Operators should be on-station and operational by 9 AM.

Use any and all radio-only means of communication at your disposal that is not dependent on local infrastructure (no repeaters or hotspots/Internet linking). HF, VHF, UHF. FM, SSB, digital voice, NBEMS, Winlink (peer-to-peer, or to any RMS outside the affected area because we are not assuming the power and communications emergency covers more than the NNY counties), VarAC, CW, etc. If CB or GMRS works, use it. Maybe this is a way to get some non-licensed people interested. Remember, all repeaters are not operational because even if they survived the ice and wind, they are out of power.**

County nets will gather status reports and exchange other messages. At 10 AM, a section net will be established. County reports will be sent to the section EC or his designee and information, instructions, or requests for information may be sent back to the counties. The net will operate until all traffic is passed. On the assumption that everyone is operating on limited power, the HF net may shut down and a second session will open at 11 AM, and a final session at noon. (We may not want to relinquish a frequency once we have it because it may be hard to find another clear frequency.)  County nets may remain operational to pass additional information or messages from deployed locations or from the state/section to the EOC or from the EOC or ICP to other individual locations.

The Section Manager (Rocco WU2M) will be on the air in a location near Albany as the simulated radio operator/message handler interfacing with NYS DHSES. 

The details of section HF net operation are TBD pending the next planning meeting but my suggestion is to exercise voice, NBEMS digital, and Winlink either peer-to-peer or by connection to RMS stations outside the affected area. 
 
The section SET planning committee will be meeting again shortly, and additional details of the section exercise will be available. 

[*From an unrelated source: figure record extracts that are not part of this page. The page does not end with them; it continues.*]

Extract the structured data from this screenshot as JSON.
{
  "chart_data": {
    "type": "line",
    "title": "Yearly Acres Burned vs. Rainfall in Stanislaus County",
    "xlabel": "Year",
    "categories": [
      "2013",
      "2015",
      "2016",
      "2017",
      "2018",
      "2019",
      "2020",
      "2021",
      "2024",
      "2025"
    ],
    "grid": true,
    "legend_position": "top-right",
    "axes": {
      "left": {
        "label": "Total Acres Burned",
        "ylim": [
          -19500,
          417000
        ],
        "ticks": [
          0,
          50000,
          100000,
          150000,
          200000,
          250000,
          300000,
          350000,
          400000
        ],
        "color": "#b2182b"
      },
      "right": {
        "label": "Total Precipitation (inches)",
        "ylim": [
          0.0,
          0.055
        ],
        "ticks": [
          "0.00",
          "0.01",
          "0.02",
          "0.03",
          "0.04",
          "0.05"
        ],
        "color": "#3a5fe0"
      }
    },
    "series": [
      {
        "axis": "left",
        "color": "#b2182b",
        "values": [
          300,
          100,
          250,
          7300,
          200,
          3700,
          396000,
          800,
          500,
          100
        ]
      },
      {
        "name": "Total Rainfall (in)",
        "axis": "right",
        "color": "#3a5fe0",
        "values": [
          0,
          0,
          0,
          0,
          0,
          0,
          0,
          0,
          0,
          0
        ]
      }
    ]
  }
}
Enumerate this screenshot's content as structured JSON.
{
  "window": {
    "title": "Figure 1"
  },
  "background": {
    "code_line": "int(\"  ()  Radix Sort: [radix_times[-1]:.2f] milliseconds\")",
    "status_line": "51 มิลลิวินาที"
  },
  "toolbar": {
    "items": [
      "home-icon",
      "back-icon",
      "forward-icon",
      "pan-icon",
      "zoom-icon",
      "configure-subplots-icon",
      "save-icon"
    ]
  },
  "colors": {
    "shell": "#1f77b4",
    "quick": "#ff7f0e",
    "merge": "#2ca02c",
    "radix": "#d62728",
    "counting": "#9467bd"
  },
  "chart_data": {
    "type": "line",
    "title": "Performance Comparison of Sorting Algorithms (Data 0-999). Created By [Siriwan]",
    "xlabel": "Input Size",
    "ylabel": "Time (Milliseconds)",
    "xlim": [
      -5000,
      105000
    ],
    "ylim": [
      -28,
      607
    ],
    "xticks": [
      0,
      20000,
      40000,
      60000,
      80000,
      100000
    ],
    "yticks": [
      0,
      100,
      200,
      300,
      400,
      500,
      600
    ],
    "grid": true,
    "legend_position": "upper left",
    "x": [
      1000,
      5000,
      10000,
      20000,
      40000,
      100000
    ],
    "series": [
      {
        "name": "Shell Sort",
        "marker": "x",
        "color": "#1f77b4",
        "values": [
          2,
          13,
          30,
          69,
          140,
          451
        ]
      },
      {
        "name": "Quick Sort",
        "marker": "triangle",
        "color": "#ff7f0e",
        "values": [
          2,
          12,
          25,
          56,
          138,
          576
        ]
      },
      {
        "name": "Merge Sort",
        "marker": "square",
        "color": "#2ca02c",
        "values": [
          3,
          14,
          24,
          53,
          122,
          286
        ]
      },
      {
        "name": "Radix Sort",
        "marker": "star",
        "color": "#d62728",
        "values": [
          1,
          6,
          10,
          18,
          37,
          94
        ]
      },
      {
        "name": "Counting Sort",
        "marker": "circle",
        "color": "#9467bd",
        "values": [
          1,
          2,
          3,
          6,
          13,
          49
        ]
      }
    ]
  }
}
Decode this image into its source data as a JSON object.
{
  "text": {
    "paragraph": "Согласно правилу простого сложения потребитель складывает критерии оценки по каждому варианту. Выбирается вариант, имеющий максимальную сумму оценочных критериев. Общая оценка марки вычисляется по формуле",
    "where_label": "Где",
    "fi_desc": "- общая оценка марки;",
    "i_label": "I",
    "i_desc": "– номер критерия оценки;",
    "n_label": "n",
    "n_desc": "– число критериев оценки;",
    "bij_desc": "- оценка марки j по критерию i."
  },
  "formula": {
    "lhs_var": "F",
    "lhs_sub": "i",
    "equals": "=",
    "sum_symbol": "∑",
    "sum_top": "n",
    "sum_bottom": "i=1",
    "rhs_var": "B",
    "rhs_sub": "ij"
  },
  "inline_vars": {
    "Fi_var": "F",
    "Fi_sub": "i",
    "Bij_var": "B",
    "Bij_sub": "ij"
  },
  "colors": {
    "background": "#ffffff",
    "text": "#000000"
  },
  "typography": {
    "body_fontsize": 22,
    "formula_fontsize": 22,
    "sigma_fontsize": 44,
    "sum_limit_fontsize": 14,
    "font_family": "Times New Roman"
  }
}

Each participating county ARES will generate and execute a plan for the county that fits with the group's interests, capabilities, and training goals; and anticipates possible county emergency response needs.

**  The scenario is that due to the extended emergency situation which includes bad weather and blocked roads, there is no commercial power to repeater sites and no way to refuel generators or recharge batteries. The primary reason that hams have been brought in is because of the degraded public safety radio systems. Even if repeaters are not physically damaged, they have no power. This includes ham radio repeaters, local packet/Winlink/APRS nodes, etc. The objective is to "cover the county" and effect coms to NYS DHSES without relying on infrastructure. However, if you feel you can't involve everyone without repeater use, then do what you have to do.to get participation. Possibly this is an opportunity to have an antenna-building project before or after the SET. 

This plan outline has been provided to all NNY ECs. There is a committee working out the section plan details. Each county will tailor a local plan to fit their situation.